Der "Notweg" ist z.T. sehr steil, müsste aber ggf. auch im vereisten Zustand von Skifahrern mit Pistenskischuhen (ohne Profilsohle!) begangen werden. Vor allem ist er im gesamten Streckenabschnitt unterhalb des Gletschers hochgradig steinschlag-, muren- und lawinengefährdet. Wie er unter diesen Voraussetzungen seinen Zweck erfüllen kann, nämlich im Notfall unter allen Umständen eine sichere Entleerung des Gletscherskigebiets zu gewährleisten, blieb uns ein Rätsel.
Wer bis vor dem Herbst 2006 schon einmal den Weg von Mittelberg zur Braunschweiger Hütte gegangen ist, weiß, dass sich dieser sehr steil und wunderschön durch einen felsigen Hang mit herrlicher Bergflora schlängelte. Wegen des "Notwegs" hat man im mittleren Teil dieses ausgesprochen schönen Aufstiegs einen großen Teil weggesprengt und durch eine breite Geröllpiste ersetzt. Schon sehr seltsam, wenn man von einem kleinen steinigen Weg, wie ihn der Bergsteiger liebt, auf eine graue, staubige Piste geleitet wird.

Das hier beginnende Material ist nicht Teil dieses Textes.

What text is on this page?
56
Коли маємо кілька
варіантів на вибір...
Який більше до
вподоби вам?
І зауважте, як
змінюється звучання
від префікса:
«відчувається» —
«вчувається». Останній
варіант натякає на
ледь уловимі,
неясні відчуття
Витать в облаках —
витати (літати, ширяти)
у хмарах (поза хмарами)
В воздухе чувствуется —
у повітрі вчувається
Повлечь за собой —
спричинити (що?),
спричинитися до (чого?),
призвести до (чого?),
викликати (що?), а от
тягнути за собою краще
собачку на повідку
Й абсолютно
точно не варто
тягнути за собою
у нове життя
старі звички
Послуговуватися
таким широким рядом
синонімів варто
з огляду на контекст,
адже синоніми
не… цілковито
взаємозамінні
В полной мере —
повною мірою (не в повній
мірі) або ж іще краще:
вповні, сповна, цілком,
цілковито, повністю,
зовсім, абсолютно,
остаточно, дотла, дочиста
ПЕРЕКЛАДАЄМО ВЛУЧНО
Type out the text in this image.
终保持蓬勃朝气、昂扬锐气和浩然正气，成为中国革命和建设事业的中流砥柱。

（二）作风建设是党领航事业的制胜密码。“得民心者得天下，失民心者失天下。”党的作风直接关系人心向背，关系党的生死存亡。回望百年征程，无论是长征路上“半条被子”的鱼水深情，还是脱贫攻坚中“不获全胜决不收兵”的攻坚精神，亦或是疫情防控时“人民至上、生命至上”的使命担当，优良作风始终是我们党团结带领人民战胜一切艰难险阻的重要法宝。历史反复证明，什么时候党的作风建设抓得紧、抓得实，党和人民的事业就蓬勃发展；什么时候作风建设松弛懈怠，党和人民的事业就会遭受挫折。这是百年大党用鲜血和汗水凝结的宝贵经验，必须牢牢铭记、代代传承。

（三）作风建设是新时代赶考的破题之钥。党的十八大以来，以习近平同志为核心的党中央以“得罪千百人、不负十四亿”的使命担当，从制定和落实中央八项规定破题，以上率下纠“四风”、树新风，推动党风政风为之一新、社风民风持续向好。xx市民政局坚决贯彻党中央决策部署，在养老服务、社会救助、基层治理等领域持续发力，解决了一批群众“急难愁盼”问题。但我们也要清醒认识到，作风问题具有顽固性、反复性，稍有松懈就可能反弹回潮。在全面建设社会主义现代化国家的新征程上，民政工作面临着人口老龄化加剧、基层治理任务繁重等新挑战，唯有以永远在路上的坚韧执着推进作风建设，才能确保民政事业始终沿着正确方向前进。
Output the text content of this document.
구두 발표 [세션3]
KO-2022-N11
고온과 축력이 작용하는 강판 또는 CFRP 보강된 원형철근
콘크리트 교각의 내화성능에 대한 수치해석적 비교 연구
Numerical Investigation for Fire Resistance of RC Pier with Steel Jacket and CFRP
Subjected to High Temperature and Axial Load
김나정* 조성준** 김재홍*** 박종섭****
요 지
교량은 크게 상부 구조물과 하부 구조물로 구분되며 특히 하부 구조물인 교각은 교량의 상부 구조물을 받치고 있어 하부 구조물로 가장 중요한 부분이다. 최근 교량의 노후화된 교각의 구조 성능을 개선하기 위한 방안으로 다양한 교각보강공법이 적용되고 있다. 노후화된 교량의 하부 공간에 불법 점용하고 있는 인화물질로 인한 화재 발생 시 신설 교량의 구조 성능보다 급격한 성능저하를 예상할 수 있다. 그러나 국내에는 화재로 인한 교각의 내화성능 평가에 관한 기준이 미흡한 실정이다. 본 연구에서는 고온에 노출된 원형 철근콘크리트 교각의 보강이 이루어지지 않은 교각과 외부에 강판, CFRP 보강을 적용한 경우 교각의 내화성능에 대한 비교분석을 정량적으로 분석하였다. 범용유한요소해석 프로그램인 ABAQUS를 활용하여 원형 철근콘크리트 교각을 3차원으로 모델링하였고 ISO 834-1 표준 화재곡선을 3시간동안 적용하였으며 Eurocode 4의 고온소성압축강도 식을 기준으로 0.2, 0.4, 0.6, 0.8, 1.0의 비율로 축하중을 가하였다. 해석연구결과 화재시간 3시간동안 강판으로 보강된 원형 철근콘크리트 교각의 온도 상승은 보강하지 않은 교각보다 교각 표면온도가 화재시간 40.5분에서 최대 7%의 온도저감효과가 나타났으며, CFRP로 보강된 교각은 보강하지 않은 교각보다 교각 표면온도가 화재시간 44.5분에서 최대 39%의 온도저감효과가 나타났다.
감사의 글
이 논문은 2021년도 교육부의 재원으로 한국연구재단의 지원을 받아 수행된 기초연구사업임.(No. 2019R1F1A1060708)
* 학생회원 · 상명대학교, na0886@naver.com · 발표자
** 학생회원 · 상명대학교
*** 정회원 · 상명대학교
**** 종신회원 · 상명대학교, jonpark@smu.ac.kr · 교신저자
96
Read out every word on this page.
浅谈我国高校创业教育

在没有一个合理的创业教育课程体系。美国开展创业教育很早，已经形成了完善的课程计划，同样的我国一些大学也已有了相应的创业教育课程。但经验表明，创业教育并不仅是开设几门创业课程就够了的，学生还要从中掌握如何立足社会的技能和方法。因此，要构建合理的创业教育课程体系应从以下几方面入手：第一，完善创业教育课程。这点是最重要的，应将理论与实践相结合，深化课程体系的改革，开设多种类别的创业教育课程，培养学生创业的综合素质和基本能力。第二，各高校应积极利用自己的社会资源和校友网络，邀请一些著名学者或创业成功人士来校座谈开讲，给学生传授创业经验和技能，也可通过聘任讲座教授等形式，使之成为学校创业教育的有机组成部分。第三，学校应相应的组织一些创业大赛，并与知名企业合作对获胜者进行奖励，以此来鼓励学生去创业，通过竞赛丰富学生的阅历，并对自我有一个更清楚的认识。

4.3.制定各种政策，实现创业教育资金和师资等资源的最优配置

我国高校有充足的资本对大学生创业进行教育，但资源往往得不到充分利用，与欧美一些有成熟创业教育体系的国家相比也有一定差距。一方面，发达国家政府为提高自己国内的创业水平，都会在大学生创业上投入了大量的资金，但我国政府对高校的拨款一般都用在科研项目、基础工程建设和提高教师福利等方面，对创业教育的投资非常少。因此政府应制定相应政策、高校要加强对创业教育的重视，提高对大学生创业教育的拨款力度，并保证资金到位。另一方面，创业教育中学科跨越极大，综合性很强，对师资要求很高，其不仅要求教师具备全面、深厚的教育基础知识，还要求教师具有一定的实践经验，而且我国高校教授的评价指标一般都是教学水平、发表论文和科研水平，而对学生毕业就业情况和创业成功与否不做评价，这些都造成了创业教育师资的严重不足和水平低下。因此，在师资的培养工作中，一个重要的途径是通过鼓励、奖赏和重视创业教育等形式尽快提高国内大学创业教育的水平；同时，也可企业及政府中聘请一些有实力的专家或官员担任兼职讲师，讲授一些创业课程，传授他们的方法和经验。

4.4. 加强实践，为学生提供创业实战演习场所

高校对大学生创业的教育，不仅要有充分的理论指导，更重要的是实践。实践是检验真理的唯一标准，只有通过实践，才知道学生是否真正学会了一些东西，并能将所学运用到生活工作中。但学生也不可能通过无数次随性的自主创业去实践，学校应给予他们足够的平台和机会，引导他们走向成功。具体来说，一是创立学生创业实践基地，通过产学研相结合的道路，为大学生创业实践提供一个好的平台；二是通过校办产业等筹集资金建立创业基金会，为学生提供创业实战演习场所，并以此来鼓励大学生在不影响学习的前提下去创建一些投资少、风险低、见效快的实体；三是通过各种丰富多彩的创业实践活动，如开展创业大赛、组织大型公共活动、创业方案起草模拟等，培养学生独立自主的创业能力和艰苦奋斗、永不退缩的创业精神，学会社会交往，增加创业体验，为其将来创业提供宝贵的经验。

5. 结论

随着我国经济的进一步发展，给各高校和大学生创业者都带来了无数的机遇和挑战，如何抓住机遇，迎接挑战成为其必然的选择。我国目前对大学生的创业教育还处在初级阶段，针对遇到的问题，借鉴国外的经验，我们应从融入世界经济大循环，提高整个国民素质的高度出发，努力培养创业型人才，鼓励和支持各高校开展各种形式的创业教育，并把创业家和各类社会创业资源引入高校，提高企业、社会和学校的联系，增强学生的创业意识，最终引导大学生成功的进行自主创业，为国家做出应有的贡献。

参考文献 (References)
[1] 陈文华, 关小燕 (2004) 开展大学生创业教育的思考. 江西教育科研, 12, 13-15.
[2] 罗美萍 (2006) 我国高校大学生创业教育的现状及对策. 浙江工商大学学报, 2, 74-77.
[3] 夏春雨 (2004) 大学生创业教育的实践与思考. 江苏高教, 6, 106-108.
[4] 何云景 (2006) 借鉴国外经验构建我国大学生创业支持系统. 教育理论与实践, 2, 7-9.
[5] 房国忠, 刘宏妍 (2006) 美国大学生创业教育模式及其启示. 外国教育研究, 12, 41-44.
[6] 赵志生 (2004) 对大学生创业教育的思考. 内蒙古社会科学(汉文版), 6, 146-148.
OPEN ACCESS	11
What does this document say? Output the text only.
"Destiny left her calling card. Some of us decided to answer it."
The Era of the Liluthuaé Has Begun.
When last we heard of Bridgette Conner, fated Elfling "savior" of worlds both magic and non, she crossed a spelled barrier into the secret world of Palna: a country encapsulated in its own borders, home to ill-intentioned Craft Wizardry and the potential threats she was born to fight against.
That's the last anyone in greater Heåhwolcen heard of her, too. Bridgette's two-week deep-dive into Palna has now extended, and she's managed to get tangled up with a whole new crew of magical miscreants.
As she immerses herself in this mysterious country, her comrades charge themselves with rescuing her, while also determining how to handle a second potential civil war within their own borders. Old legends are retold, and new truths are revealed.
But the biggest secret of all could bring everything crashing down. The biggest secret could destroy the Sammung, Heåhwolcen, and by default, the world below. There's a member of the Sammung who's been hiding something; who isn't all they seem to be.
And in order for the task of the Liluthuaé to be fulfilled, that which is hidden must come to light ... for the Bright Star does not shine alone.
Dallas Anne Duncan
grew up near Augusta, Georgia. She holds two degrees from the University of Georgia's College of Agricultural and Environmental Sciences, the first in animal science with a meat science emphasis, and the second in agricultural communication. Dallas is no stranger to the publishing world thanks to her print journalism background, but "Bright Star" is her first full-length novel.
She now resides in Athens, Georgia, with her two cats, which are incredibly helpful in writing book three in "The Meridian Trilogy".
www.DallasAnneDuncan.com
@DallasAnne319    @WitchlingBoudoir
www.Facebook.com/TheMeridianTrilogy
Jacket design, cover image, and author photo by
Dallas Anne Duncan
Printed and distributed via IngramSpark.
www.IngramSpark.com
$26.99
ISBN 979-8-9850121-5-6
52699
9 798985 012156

Fast während des ganzen Aufstiegs war Baulärm zu hören. Fünf Bagger waren an diesem Tag im Einsatz, um den im Herbst des Vorjahrs in aller Eile notdürftig eingerichteten Weg weiter zu befestigen. Obwohl die Arbeiten am "Notweg" im Sommer 2006 gestartet worden waren, hatte man sie in diesem Jahr nicht abschließen können, da der Bau wegen fehlender Genehmigungen mehrmals – z.T. durch die Polizei – hatte eingestellt werden müssen.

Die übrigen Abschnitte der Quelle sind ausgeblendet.